Nice. Nice face. Nice, broad shoulders. Shoulders to lean on.

“Yes, I’m fine,” she managed to say while pushing her curls out of her face.

Had the fall shaken her up, or was it him?

“Lord, I’m sorry.” Yes, definitely Irish. “I was trying to get out of this rain and you ran out right in front of me…not that I’m saying it’s your fault.”

“No, of course not.”

“You sure you’re all right then?”

“I think I am. Yes.”

The truth was, she was feeling a little light headed. The whole world seemed blurry, as though she were seeing everything through the rain. Everything except his face.

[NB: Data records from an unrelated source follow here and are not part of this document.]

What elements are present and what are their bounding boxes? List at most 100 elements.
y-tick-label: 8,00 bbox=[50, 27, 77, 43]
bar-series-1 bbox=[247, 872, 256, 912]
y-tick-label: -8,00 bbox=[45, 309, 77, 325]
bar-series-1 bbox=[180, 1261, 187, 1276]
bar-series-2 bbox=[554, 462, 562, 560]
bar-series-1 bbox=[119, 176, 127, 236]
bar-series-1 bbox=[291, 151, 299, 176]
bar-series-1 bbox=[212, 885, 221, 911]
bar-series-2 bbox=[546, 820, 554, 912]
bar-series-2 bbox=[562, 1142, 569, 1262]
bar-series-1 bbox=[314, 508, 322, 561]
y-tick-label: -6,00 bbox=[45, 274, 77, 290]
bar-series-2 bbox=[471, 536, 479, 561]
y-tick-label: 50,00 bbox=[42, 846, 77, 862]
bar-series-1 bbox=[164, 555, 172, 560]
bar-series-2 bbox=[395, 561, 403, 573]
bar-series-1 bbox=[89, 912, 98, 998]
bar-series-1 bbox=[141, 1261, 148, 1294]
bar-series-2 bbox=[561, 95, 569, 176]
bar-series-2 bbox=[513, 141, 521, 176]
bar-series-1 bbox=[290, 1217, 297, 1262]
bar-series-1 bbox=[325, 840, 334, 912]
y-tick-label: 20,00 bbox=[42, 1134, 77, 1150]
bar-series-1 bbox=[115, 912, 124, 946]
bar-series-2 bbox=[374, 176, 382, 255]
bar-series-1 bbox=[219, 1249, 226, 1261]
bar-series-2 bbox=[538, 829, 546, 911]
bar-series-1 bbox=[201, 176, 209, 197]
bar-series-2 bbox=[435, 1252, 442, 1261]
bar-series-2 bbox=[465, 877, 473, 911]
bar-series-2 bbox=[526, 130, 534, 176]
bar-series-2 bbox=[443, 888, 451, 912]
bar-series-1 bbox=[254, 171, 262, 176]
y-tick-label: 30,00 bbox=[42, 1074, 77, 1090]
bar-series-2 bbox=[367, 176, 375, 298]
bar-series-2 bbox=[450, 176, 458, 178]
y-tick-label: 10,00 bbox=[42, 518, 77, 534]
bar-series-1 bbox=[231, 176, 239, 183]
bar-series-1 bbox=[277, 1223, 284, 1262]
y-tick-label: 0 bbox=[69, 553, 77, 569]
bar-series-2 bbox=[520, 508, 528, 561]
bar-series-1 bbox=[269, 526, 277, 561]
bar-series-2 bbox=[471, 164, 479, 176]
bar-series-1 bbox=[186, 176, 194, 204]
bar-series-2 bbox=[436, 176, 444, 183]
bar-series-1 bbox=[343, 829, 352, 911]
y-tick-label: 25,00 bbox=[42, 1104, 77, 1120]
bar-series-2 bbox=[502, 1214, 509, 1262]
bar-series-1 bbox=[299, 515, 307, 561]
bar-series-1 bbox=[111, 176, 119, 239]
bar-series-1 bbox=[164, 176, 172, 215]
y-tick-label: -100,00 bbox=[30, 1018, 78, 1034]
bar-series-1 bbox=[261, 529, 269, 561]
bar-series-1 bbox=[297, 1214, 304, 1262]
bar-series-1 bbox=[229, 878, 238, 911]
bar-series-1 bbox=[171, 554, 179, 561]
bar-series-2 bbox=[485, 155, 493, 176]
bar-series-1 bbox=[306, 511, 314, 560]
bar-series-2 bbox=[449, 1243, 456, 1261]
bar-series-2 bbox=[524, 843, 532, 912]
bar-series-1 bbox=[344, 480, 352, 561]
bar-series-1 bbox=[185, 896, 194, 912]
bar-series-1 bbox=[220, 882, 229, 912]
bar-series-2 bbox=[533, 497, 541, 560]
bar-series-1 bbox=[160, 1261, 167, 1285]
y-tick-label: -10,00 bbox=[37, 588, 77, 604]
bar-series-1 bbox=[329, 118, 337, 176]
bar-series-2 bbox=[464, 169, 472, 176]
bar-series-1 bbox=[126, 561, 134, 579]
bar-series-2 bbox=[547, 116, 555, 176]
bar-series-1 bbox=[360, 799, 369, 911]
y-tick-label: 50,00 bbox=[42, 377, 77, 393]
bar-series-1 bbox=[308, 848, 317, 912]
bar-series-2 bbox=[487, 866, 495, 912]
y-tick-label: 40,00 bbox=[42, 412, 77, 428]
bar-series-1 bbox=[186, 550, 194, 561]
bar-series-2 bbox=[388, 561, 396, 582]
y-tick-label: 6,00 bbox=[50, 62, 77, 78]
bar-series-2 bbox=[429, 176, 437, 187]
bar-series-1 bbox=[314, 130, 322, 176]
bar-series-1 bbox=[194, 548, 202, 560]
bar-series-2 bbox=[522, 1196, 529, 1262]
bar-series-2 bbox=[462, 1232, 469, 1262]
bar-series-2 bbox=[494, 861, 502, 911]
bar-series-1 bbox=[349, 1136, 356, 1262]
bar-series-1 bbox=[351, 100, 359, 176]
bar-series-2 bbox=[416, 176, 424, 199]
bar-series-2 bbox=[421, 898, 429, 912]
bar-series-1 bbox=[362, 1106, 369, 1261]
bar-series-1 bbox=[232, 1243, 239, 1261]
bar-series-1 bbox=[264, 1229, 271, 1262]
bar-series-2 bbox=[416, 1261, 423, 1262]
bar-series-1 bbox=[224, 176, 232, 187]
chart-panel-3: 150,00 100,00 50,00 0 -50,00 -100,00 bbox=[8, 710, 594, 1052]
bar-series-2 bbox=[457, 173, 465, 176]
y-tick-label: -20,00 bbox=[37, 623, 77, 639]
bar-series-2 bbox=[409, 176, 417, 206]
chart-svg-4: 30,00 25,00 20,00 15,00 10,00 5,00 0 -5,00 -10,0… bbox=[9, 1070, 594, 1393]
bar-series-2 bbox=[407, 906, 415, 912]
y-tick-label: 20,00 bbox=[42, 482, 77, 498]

Did she know him from somewhere? But no, she’d never seen him before, she was sure of it.

Wasn’t she?

The lilacs were dissipating, just that faint whiff at the edge of her senses.

“You do seem a bit shaken up.” He paused, looked around. “The least I can do is buy you a coffee. There’s a café across the street. Unless you’d rather get home? I promise not to knock you over again.”

“No, I don’t want to go home.” She shook her head, tried again. “I mean, I’d love some coffee.”

Actually, she would love to go home with
him
, but she wasn’t about to say so. When was the last time a man had made her feel like this? This exquisite sense of anticipation simply standing next to him. This buzz of desire running sharp and hot through her body.

He took her arm, an old-fashioned gesture she loved immediately. She felt steadier with her arm in his. Steadier, and yet that current was still there, lighting her up inside.

“Shall we make a run for it, then?” He smiled, a dazzling flash of perfect white teeth.

Destiny nodded, smiled back.

They ran through the rain. By the time they reached the other side of the street she was wet through her light cotton wrap sweater and even her jeans. She was surprised to feel a surge of disappointment when he let go of her arm to open the door of the café for her, letting her pass through before him.

The café was done in a cozy ’50s diner style, with red vinyl booths, black-and-white tiled floors and shining chrome accents. It was blissfully warm inside. An aproned waitress led them to a booth and immediately brought them coffee.